Which makes the first issue of Brian Michael Bendis' 'the Initiative' launch of the Avengers all the more ironic, since in it, Mole Man DOES attack Manhattan, and a newly-minted team of Avengers spring into action to fight the menace.
You can't help but trip over problems, right from the first page, when the Wasp asks 'Am I to assume a training exercise to see how we work together is completely out of the question?'
She gets a smug response, and a very large amount of property damage ensues - exactly the kind of thing the Registration Act was designed to prevent.
The battle itself isn't all that interesting, except for the fantastic artwork of Frank Cho. No, the issue's only real point of interest is the sequence of scenes in which Tony Stark and Carol Danvers, standing before a cool wall-display of every 'right-thinking' superhero currently in play. Like a couple of mouth-breathing virginal fanboys (pause here while Hippolyta deadpans 'is there any other kind?'), they set out to assemble 'the greatest roster ever.'
Cue the irony here, since the roster arrived at is the single worst one since the dark days of the Forgotten One and Doctor Druid.

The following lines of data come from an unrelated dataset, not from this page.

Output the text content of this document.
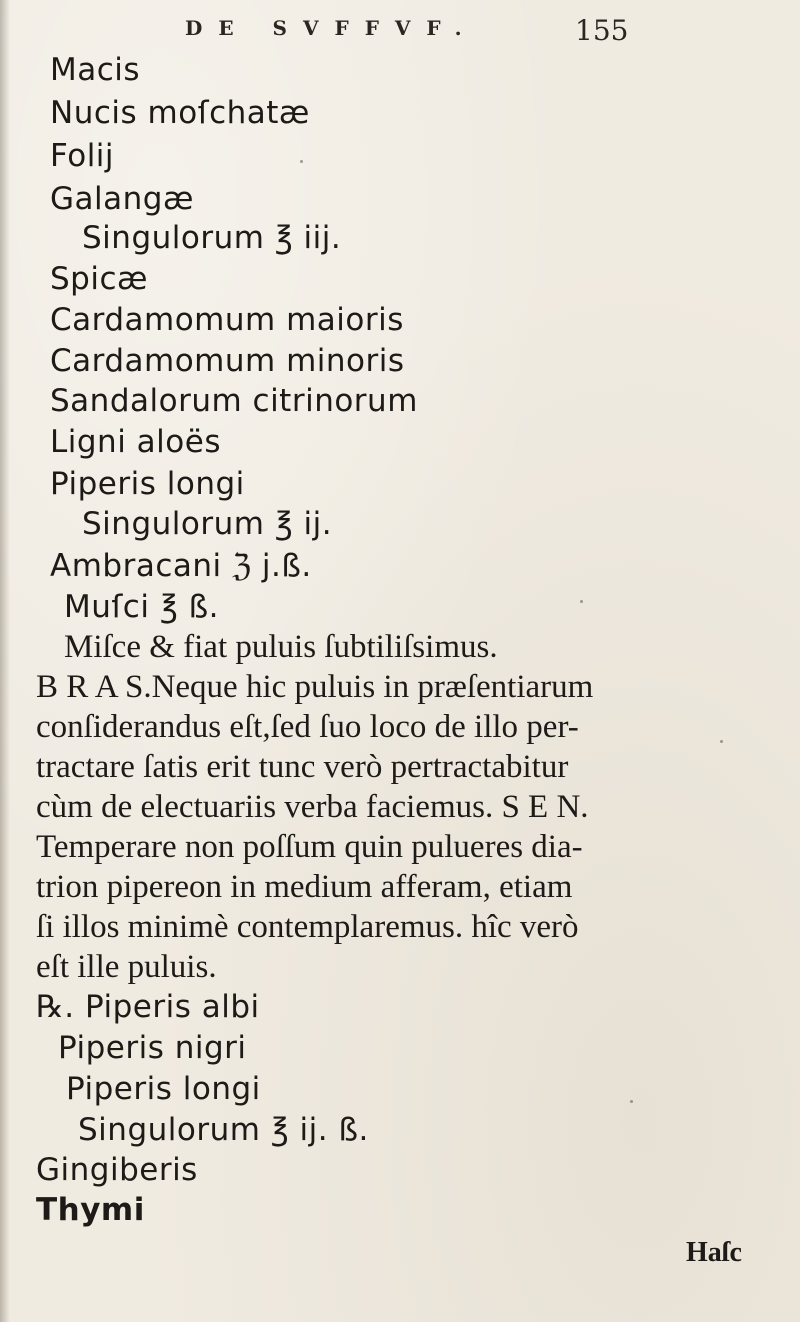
DE SVFFVF.	155
Macis
Nucis moſchatæ
Folij
Galangæ
Singulorum ℥ iij.
Spicæ
Cardamomum maioris
Cardamomum minoris
Sandalorum citrinorum
Ligni aloës
Piperis longi
Singulorum ℥ ij.
Ambracani ℨ j.ß.
Muſci ℥ ß.
Miſce & fiat puluis ſubtiliſsimus.
B R A S.Neque hic puluis in præſentiarum
conſiderandus eſt,ſed ſuo loco de illo per-
tractare ſatis erit tunc verò pertractabitur
cùm de electuariis verba faciemus. S E N.
Temperare non poſſum quin pulueres dia-
trion pipereon in medium afferam, etiam
ſi illos minimè contemplaremus. hîc verò
eſt ille puluis.
℞. Piperis albi
Piperis nigri
Piperis longi
Singulorum ℥ ij. ß.
Gingiberis
Thymi
Haſc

Iron Man, of course, and the Wasp, and the always-pleasing presence of the Black Widow (the Steve Epting-pencilled stretch where she led the team stands as one of the best runs on the title). But after that, things start to fall apart - Ms. Marvel is OK, but the perennially-boring Wonder Man is here straight out of the 80s, right down to the inability to fly and the Reagan-era tracksuit. Add to that the only superhero in the Marvel lineup MORE boring than Wonder Man - the Sentry, as dumb and derivative a character as anybody's dreamt up in quite some time. Super-strength, vague energy-powers ... whatever! Yech. And that pales beside the final member, the Greek god Ares, who for the last 30 years has been one of Thor's super-villains. He cares nothing for mortal life, and he carries an enormous axe - but hey, at least he registered.
Still, the discussions are interesting. Carol Danvers asks the question Avengers (indeed, super-team) fans have always asked: why not just assemble a team of powerhouses? At one point Carol declares that the Wasp was the best Avenger, and at another point Stark says the same of Thor. Neither nominates Captain America, and the reader can't help but notice the reason why: because Carol and Stark are both victorious Nazis, and Cap is off in a gulag somewhere. It couldn't matter less whether or not our team stops Mole Man: it's bad guy v.s. bad guy.
The whole thing is made all the more depressing by Bendis' comments in the letters page (you almost expect disagreeable parts of each letter in the future to be blacked out). He promises a big surge of super-villains in upcoming weeks, and he writes "Now that we know who the heroes are, we will set up for the villains."
Some of us - especially those of us who maintain that there's no second, subversive meaning behind all this Civil War nonsense - aren't quite so certain we now 'know' who the heroes are, but it's instructive to know that Bendis doesn't have that problem.
But then, none of this touches on the week's comic that everybody's most likely to have heard about, right? Talk about press attention: in the latest issue of Captain America, a handcuffed Steve Rogers is heart-shot by a hypnotized Sharon Carter. See the news on your local evening broadcast.
There are at least eight different ways this could be reversed, but we here at Stevereads think not. Given the current fascistic atmosphere at Marvel, we think the Steve Rogers Captain America might very well be dead, the identity to be replaced by ... well, what the Hell difference does it make WHAT replaces him? The whole foundation of the Marvel universe is now rotten beyond recall, except by some kind of total rewrite. Which would be - will be - boring and time-consuming and utterly manipulative.
It's a sad state of affairs, but at least we still have DC, surfing an almost unprecedented high.